White flight ran on three engines, each amplifying the others.

Federal subsidy of suburban housing

The FHA and VA mortgage-insurance programs of the late 1940s and 1950s made low-down-payment, long-term, low-interest mortgages available for new construction. The FHA Underwriting Manual restricted insurance to white-only neighborhoods, and federally subsidized new suburban developments (Levittown, the Lakewoods, the Park Forests) were built as white-only by design. A white urban renter could buy a new suburban house in 1955 for a smaller monthly payment than the urban rent. The same option was unavailable to Black families regardless of income.

Realtor and lender practice

Real-estate agents practiced "blockbusting" — soliciting one or two Black families to move into a white block, then canvassing the remaining white residents with warnings that property values would collapse, then buying their houses at panic prices and reselling to Black buyers at marked-up rates. Banks reinforced the cycle by refusing to lend in transitioning neighborhoods. Within a year or two an entire block could change ownership and racial composition.

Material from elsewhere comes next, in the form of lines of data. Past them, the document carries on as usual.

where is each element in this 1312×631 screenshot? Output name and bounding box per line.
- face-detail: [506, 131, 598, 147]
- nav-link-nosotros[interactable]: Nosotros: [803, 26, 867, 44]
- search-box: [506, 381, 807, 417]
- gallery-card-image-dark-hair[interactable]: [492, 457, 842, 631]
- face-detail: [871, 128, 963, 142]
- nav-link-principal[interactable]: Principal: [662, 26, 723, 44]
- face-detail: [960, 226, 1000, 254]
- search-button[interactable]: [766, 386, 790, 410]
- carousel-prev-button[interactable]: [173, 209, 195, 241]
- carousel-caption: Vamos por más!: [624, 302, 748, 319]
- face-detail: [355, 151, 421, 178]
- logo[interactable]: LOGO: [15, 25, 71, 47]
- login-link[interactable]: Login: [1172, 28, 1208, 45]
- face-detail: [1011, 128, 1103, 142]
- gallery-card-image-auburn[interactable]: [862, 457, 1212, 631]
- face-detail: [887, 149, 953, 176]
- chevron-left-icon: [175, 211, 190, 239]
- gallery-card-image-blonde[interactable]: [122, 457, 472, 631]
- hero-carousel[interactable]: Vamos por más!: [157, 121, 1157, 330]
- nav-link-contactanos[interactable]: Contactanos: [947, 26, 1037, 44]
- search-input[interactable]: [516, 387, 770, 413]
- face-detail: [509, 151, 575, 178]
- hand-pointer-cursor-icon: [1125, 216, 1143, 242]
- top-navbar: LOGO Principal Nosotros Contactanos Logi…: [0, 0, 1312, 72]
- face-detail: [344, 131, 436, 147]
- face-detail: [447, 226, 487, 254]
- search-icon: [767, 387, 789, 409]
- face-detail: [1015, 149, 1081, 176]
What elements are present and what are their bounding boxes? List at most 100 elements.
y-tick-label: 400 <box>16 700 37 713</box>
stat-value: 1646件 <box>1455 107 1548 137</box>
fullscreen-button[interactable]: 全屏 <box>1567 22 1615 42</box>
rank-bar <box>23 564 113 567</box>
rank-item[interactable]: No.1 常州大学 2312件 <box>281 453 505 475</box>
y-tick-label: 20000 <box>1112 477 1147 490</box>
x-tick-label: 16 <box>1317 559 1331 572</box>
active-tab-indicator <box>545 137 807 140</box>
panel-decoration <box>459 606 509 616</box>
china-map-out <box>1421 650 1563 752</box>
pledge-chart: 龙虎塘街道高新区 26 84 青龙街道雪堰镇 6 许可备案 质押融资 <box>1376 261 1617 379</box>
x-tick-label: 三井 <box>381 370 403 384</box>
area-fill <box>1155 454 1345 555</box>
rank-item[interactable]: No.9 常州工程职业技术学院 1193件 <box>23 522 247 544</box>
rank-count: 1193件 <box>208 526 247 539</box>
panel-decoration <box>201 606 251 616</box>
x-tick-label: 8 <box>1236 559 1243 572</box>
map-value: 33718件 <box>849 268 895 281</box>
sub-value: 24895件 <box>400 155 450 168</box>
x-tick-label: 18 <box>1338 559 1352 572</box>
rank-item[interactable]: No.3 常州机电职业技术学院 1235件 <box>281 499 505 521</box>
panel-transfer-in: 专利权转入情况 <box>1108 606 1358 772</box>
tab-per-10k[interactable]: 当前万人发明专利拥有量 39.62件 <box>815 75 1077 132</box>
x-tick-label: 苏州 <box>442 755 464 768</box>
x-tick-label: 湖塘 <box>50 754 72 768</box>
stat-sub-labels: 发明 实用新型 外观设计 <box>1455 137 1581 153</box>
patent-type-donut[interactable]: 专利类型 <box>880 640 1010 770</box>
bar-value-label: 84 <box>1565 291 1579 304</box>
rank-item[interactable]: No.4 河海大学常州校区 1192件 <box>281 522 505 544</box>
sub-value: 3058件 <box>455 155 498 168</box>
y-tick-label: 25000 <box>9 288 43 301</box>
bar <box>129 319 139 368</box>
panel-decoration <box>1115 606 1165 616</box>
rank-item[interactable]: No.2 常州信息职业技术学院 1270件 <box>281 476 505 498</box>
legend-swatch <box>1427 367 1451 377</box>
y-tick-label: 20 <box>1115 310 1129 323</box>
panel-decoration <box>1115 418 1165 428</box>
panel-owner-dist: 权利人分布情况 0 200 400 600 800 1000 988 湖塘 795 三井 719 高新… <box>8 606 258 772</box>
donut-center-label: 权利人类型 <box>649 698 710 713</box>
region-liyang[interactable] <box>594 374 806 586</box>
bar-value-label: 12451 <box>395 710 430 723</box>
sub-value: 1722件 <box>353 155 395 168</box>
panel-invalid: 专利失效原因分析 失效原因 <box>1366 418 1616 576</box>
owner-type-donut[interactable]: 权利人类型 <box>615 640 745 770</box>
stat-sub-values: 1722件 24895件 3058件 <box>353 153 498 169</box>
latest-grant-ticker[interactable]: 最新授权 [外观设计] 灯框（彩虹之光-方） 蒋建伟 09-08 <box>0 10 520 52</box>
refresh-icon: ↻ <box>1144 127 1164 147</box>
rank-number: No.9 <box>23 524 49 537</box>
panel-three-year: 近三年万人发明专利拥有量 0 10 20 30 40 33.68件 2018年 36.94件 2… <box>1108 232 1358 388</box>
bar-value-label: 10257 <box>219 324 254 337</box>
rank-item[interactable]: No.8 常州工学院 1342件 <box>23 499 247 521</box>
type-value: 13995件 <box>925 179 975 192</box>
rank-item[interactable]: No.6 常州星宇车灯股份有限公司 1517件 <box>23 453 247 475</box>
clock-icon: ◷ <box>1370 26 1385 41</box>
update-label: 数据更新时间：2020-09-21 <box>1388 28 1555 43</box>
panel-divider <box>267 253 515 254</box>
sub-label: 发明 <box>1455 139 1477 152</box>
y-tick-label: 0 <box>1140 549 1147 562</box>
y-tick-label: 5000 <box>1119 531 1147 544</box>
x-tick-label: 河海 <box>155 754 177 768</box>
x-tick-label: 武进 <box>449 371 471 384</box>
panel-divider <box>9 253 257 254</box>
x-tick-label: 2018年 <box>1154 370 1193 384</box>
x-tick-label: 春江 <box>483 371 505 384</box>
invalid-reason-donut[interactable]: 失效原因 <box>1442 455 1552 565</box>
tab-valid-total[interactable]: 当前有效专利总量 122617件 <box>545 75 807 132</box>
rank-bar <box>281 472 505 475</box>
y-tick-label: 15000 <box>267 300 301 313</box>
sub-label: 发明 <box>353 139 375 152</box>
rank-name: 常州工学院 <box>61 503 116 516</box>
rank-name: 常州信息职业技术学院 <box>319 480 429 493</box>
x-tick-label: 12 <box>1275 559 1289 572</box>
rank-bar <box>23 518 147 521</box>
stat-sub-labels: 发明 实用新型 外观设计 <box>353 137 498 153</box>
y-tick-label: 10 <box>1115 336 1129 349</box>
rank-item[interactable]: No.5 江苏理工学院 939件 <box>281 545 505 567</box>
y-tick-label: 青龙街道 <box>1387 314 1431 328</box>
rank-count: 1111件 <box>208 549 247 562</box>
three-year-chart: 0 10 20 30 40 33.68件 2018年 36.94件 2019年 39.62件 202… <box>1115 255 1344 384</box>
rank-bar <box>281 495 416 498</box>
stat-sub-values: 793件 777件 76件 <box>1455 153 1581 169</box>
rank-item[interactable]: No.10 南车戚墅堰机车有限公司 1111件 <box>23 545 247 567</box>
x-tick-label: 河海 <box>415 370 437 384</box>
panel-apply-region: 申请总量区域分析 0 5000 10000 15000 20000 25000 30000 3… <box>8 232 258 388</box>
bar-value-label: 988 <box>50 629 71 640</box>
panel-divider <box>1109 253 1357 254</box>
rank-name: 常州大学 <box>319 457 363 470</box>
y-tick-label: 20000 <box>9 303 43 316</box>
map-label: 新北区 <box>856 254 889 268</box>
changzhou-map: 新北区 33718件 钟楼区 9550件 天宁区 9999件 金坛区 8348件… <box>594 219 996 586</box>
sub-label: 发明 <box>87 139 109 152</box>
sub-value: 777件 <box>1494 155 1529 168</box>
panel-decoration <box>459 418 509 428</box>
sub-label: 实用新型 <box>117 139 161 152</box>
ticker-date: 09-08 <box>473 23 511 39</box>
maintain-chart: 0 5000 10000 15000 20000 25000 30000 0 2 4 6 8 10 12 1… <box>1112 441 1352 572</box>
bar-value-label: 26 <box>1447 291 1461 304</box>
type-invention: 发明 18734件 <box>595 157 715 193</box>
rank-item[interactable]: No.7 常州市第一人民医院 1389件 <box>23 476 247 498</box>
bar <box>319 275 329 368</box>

School integration as accelerant

When school integration plans reached Northern cities in the late 1960s and early 1970s, white flight intensified. The Boston busing crisis (1974) saw tens of thousands of white students leave the city for parochial schools and suburbs within a few years. The pattern repeated in Detroit, Chicago, Los Angeles, and New York. Milliken v. Bradley (1974), by ruling out cross-district busing, effectively guaranteed that flight to the suburbs was a permanent exit from any integration order.

The numerical scale

Chicago lost roughly 600,000 white residents between 1950 and 1980 (from a 1950 white population of about 3.1 million). Detroit lost approximately 1.4 million white residents between 1950 and 1990 (from 1.5 million). Cleveland, St. Louis, Pittsburgh, and Newark saw white-population declines of 50 to 75 percent in the same period. The lost residents did not vanish; they relocated to the metropolitan suburbs, which gained white population at corresponding rates.

The geographic outcome was set within roughly a single generation, 1945 to 1975, and has been remarkably durable. Most U.S. metropolitan areas in 2020 still show the same suburban-white-and-urban-Black ring structure laid down by white flight, even where individual neighborhood compositions have shifted.